In order to support the development of the real economy and promote the steady decline of comprehensive financing costs, The people's Bank of China decided to reduce the deposit reserve ratio of financial institutions by 0.5 percentage points on December 15, 2021 (excluding financial institutions that have already held a 5% deposit reserve ratio). After this reduction, the weighted average deposit reserve ratio of financial institutions is 8.4%. This reduction is a comprehensive reduction, and the reduction releases a total of about 1.2 trillion yuan of long-term funds.

comment

Reduce the reserve requirement and replace MLF to maintain sufficient liquidity at the end of the year. Following the release of the RRR reduction signal when Premier Li Keqiang met with the president of the IMF last Friday, the central bank officially lowered the RRR on Monday afternoon, releasing a total of about 1.2 trillion yuan of long-term funds. The form of this RRR reduction is similar to that in July, which is a combination of comprehensive RRR reduction and repayment of due MLF. According to the data, in December and January next year, the central bank will have 950 billion MLF and 500 billion MLF due respectively, with a total of 1.45 trillion yuan. Superimposed with the seasonal factors of large financing demand for national bonds and local bonds in December and large liquidity demand at the end of the year, it is difficult to simply continue MLF to fill the gap. Therefore, after deducting the MLF replacement in December, this RRR reduction can release about 250 billion yuan of long-term funds freely used by banks, so as to maintain a stable ending of liquidity at the end of the year. At the same time, at present, the central bank's creditor's rights to other deposit companies account for more than 33% of the total assets, which again exceeds one third of the central bank's asset scale. It is a better choice to adjust the balance sheet structure by reducing the reserve requirement, so as to promote credit expansion by putting in the excess reserve rate.

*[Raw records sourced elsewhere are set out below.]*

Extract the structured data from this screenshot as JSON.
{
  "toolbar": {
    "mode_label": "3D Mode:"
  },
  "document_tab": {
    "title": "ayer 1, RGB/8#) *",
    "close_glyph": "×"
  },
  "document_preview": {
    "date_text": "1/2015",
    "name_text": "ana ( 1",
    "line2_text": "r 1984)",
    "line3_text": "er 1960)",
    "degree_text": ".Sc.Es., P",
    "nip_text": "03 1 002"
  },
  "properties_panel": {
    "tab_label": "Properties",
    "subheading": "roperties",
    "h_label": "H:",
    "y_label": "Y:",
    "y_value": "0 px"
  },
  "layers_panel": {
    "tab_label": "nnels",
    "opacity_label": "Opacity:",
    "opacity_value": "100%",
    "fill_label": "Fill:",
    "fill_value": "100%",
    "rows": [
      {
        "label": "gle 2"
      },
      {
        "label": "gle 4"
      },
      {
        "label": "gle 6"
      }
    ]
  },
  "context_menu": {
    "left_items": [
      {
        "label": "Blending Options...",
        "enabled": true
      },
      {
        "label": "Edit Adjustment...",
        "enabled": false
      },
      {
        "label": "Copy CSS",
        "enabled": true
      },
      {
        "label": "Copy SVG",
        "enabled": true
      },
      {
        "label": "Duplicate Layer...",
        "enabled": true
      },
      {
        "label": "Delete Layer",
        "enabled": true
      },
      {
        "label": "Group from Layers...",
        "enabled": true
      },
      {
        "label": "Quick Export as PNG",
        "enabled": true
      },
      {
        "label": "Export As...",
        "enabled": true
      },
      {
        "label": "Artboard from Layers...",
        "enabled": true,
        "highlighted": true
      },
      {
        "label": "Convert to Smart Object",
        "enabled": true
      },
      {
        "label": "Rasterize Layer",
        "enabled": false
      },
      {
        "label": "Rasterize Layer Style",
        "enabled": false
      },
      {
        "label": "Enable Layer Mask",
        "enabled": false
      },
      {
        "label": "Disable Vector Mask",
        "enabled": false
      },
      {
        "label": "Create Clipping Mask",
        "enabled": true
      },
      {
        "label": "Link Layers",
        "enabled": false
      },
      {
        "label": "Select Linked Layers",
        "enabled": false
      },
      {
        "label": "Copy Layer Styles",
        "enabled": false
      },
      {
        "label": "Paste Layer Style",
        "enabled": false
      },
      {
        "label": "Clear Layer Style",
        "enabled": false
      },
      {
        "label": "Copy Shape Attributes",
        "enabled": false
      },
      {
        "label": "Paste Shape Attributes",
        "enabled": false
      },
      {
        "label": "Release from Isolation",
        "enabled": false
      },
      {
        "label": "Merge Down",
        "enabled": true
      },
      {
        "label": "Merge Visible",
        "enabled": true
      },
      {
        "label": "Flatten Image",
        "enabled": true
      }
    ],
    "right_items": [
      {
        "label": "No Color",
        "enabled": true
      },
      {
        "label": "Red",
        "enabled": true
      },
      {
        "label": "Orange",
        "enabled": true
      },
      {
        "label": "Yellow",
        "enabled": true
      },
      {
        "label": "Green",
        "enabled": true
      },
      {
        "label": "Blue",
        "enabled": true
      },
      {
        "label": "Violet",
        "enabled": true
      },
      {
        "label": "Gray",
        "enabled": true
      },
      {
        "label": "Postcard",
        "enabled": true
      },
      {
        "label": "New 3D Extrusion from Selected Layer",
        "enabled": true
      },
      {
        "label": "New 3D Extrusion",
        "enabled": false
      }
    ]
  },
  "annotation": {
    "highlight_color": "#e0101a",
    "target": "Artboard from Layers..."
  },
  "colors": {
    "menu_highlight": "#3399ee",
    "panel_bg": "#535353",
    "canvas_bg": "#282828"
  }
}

Bank financing costs are reduced and the space for interest rate reduction is opened. By reducing the reserve requirement and replacing part of the maturing MLF, it helps to reduce the capital cost of the bank's liability side, and then transmit it to the asset side, so as to reduce the comprehensive financing cost for the entity sector. According to the disclosure in the third quarter report of the central bank that "the RRR reduction in July has reduced the capital cost of financial institutions by about 13 billion yuan per year", this RRR reduction can save about 15 billion yuan of interest expenditure for the banking system, so it will save a total cost of more than 28 billion yuan. After the two accumulations, the change range of bank capital cost further touched the adjustment threshold of 5 basis points, and the space for LPR reduction was opened to guide the decline of loan weighted average interest rate, reduce financing costs for the real sector and stabilize the current economic and employment situation.

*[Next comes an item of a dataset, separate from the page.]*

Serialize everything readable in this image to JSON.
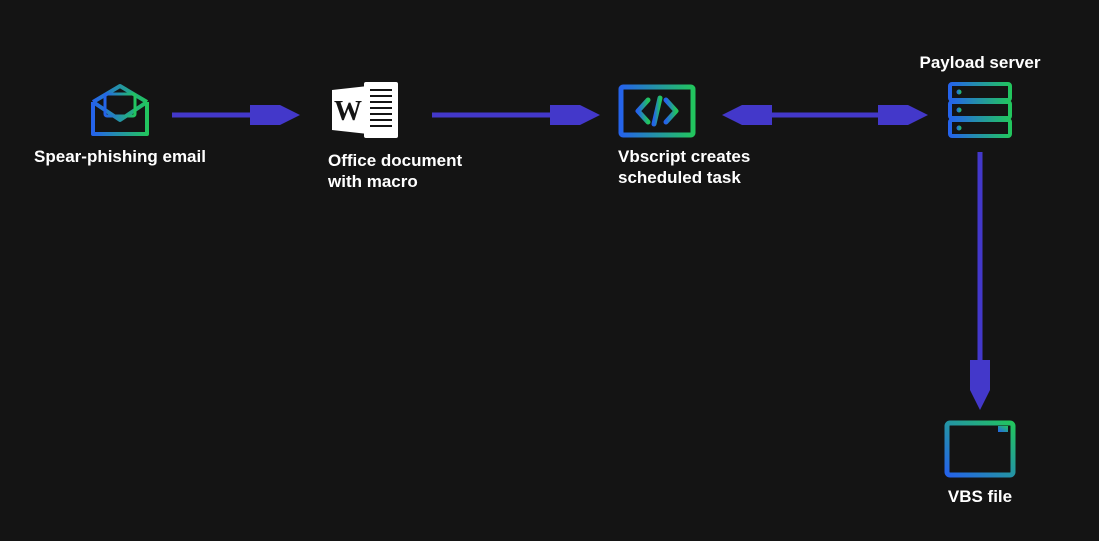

Keep the tone of steady growth unchanged and strengthen cross cyclical adjustment. The statement of monetary policy at the Politburo meeting held on December 6 was slightly different from that before. The "prudent monetary policy should be flexible, accurate, reasonable and appropriate" in December 20 and July 21 was revised to "prudent monetary policy should be flexible and appropriate". With the increasing downward pressure on the economy, the primary goal of monetary policy has been switched to steady growth. The actual year-on-year growth rate of GDP in the third quarter fell to 4.9% higher than expected, and it is expected that GDP in the fourth quarter will continue to decline. We believe that the current central bank aims to cope with the downward pressure of economic growth by reducing reserve requirements, make cross cycle adjustment and maintain the overall stability of the economy.